I stumbled upon your site while searching the internet for any historical information pertaining to disasters
that have taken place all over our country in more than a 100 years. The work that I am doing will hopefully
lead toward the publication of a book. My focus will be mostly be on man made disasters, and one of them
is mining of coal, silver, gold and other minerals. The death toll in the mining industry of mining is now
in the thousands. I think I will also cover a few events that have happened here and there up in the provinces
of Canada. Abd if I do this, the title of my book will be “A History of Disasters on the North American
Continent”, I have a cousin in the Denver, Colorado area who will help me get my resume off to a publisher
once I have finished it and he has read some of it. His name is Jack Berryhill and he use to practice law in
Denver, and he was also a judge..
There is a ghost town up in the N. E. corner of Oklahoma, this is known as Picher. Picher was a mining town
which provided the people of that city with most of their income. The product that came out of the mines
in Picher was lead. Lead is a very toxic material, and like everyone else at that period in time, the residents
of Picher were not aware of it. There were tailings from the lead mines there that are known as “chat”, and
it looks very much like sand. People were placing this poisonous material into their children’s sand boxes,
and 35% of their kids would eventually develop severe learning disabilities The drinking water in Picher
had also become contaminated, and sink holes all over the city of Picher showed up underneith a lot
of the buildings there. And there was another disaster much like this one, that had occured in Gilam,
Colorado. Gilam has become off-limits by the Enviromental Protection Agency.

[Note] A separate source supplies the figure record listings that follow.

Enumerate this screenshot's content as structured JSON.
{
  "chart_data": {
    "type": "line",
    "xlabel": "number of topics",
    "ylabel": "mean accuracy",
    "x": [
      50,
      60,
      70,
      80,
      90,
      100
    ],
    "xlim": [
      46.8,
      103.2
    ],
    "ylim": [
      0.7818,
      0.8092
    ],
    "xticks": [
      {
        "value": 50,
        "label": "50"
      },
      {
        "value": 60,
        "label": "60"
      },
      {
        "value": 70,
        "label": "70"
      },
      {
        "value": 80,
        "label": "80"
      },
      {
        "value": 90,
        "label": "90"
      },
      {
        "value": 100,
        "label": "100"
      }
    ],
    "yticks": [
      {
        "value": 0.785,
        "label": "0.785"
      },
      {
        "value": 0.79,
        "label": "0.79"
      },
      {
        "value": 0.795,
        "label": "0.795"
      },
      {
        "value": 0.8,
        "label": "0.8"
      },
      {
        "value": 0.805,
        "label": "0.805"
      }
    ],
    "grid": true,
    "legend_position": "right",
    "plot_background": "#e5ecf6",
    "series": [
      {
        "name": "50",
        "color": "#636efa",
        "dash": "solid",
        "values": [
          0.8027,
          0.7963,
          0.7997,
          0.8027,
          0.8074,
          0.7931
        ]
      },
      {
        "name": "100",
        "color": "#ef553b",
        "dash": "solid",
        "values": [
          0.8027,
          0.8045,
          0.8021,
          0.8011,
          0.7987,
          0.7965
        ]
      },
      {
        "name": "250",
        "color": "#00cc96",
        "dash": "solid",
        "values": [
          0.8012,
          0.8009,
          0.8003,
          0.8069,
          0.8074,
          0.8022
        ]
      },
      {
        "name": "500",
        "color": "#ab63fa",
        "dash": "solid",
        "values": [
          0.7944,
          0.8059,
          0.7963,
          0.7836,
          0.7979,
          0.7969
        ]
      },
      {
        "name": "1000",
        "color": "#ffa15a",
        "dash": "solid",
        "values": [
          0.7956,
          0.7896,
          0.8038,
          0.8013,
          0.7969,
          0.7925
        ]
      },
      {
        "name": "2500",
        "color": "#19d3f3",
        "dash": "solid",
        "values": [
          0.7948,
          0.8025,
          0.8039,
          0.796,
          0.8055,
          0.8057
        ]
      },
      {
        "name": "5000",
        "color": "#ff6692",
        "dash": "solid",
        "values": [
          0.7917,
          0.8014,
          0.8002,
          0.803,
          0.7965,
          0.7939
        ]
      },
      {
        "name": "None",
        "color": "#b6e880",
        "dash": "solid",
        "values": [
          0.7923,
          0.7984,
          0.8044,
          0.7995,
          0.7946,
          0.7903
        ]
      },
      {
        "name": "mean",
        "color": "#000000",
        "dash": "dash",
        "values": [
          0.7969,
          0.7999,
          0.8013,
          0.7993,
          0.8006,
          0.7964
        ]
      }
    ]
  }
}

Tami, my name is Ray Loftesness, and I am of Norwegian descent. My dad, Ray Loftesness, Sr is no longer
living, but he was a very prominent and well known radio broadcaster in Sioux Falls, South Dakota. This
is where I live, I was born in Sioux Falls in September of 1954. Iwill tell you a lengthy story about my Dad
and his radio broadcasting career later, if you ask me to share it with you.
Tami says
It sounds like a very interesting book. I haven’t researched mining disasters specifically, but I’m unfortunately sure there are more in Nevada.
I have been to sites in Nevada that were mercury mines. Some were destroyed by the EPA as superfund sights.